Ketahuilah bahwa huruf ما tidak beramal seperti amalnya  ليس  kecuali didalam bahasa orang hijaz (الذين جاء القران الكريم بلغتهم). Dan penduduk  تهامة  dan  نجد  maka dari itu huruf  ما  disana dinamakan  ما النافية الحجازية. Yang dimaksud  ما النافية الحجازية   yakni   ما نفي yang tidak dipakai didalam bahasa  تميم  dalam berbagai keadaan dan lafadz-lafaz setelahnya mubtada dan khabar.
لا yang diserupakan pengamalannya dengan  ليس
لا yang diserupakan dengan pengamalan  ليس  menurut seluruh orang arab tidak diamalkan dan juga bisa diamalkan menuruf orang  حجاز  dengan syarat yang didahulukan dan ditambahi atas isim khabar nakirohnya  لا. Dan jarang terjadi isimnya  لا  itu berupa isim ma’rifat seperti halnya syair   
وحلت سواد القلب, لا انا باغيا # سواها, ولا في حبها متراحيا 
dan seperti halnya terdapat pada pendapatnya  متنبي 
اذا الجود لم يرزق خلاصا من الاذى # فلا الحمد مكسوبا, ولا المال باقيا   
dan sebagian ulama arab memperbolehkan pengamalan  لا.
Keumumannya khabar  لا  dalam hal ini terbuang seperti contoh 
من صد عن نيرانها # فانا ابن قيس, لا براح 
Yang dimaksud dengan  لا براح  yaitu  لا براح لي . dan juga boleh menuturkan khabarnya  لا .seperti halnya pendapat lain 
تعز, فلا شيء على الارض باقيا # ولا وزر مما قضى الله واقيا 
Dan ketahuilah bahwa huruf  لا  diatas boleh dikembalikan sebagian ke nafiannya atau keseluruhan kenafiannya.
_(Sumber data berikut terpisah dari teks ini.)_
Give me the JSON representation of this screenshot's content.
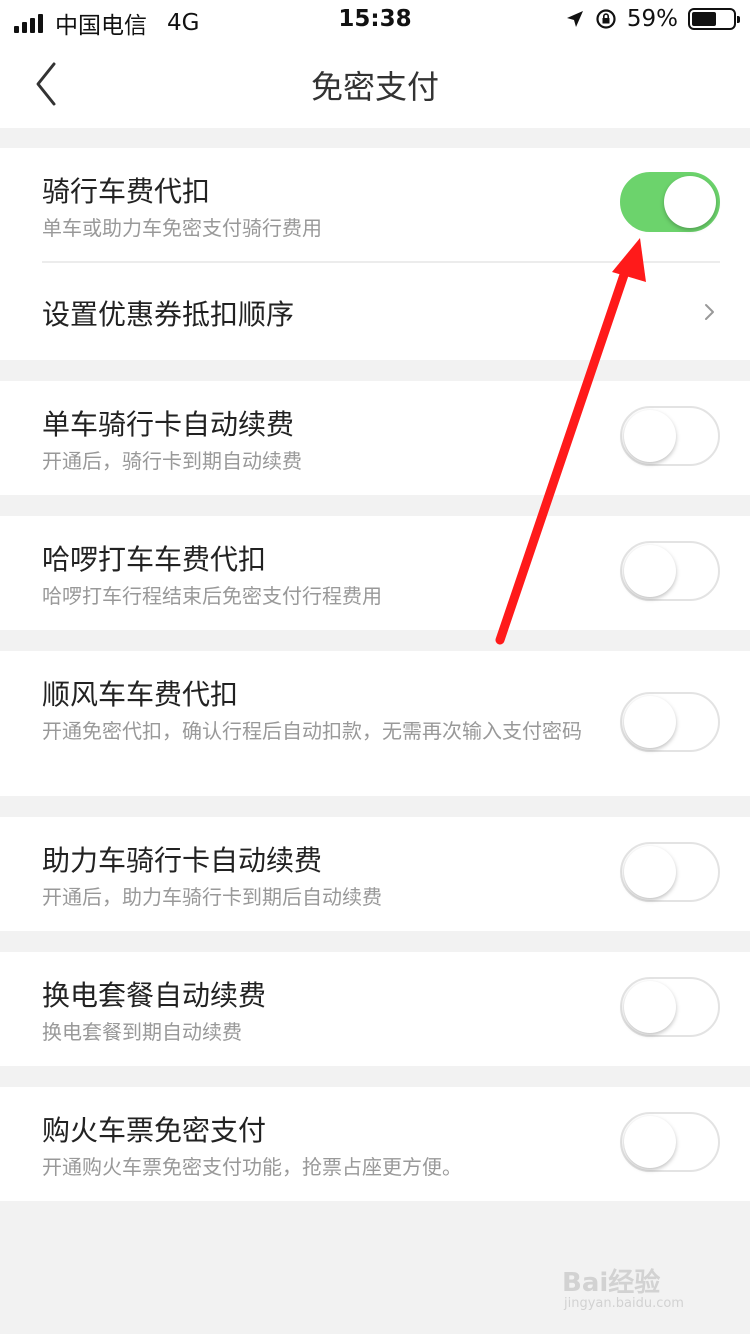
{
  "status_bar": {
    "carrier": "中国电信",
    "network": "4G",
    "time": "15:38",
    "battery": "59%",
    "battery_level": 0.59
  },
  "nav": {
    "title": "免密支付"
  },
  "settings": [
    {
      "title": "骑行车费代扣",
      "subtitle": "单车或助力车免密支付骑行费用",
      "enabled": true
    },
    {
      "title": "设置优惠券抵扣顺序"
    },
    {
      "title": "单车骑行卡自动续费",
      "subtitle": "开通后，骑行卡到期自动续费",
      "enabled": false
    },
    {
      "title": "哈啰打车车费代扣",
      "subtitle": "哈啰打车行程结束后免密支付行程费用",
      "enabled": false
    },
    {
      "title": "顺风车车费代扣",
      "subtitle": "开通免密代扣，确认行程后自动扣款，无需再次输入支付密码",
      "enabled": false
    },
    {
      "title": "助力车骑行卡自动续费",
      "subtitle": "开通后，助力车骑行卡到期后自动续费",
      "enabled": false
    },
    {
      "title": "换电套餐自动续费",
      "subtitle": "换电套餐到期自动续费",
      "enabled": false
    },
    {
      "title": "购火车票免密支付",
      "subtitle": "开通购火车票免密支付功能，抢票占座更方便。",
      "enabled": false
    }
  ],
  "watermark": {
    "text": "Bai经验",
    "sub": "jingyan.baidu.com"
  },
  "colors": {
    "toggle_on": "#6cd36c",
    "annotation_arrow": "#ff1a1a"
  }
}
Yaitu yang dipakai pada  نفي الوحدة  dan  نفي الجنس. Dan  قرينة  antara keduanya  (فان قلت : لا رجل حاضر), yang dimaksud dengan lafadz tersebut tidak ada satupun jenis dari laki-laki hadir dan juga bisa saja yang dimaksud tidak ada satupun laki-laki yang hadir, maka hal ini bisa mencakup dua orang laki-laki atau lebih dan hal ini dapat dikatakan 
(لا رجل حاضرا). Adapun لا yang beramal seperti amalnya  ان  maka  ل  ini tidak mempunyai لا نفي الجنس  pada keumumannya, seperti halnya ucapan  .لا رجل حاضر Lafadz ini mempuyai makna  ليس احد من جنس الرجال حاضرا.  Hal ini tidak diperbolehkan engaku mengucap       بل رجلان, او رجال . 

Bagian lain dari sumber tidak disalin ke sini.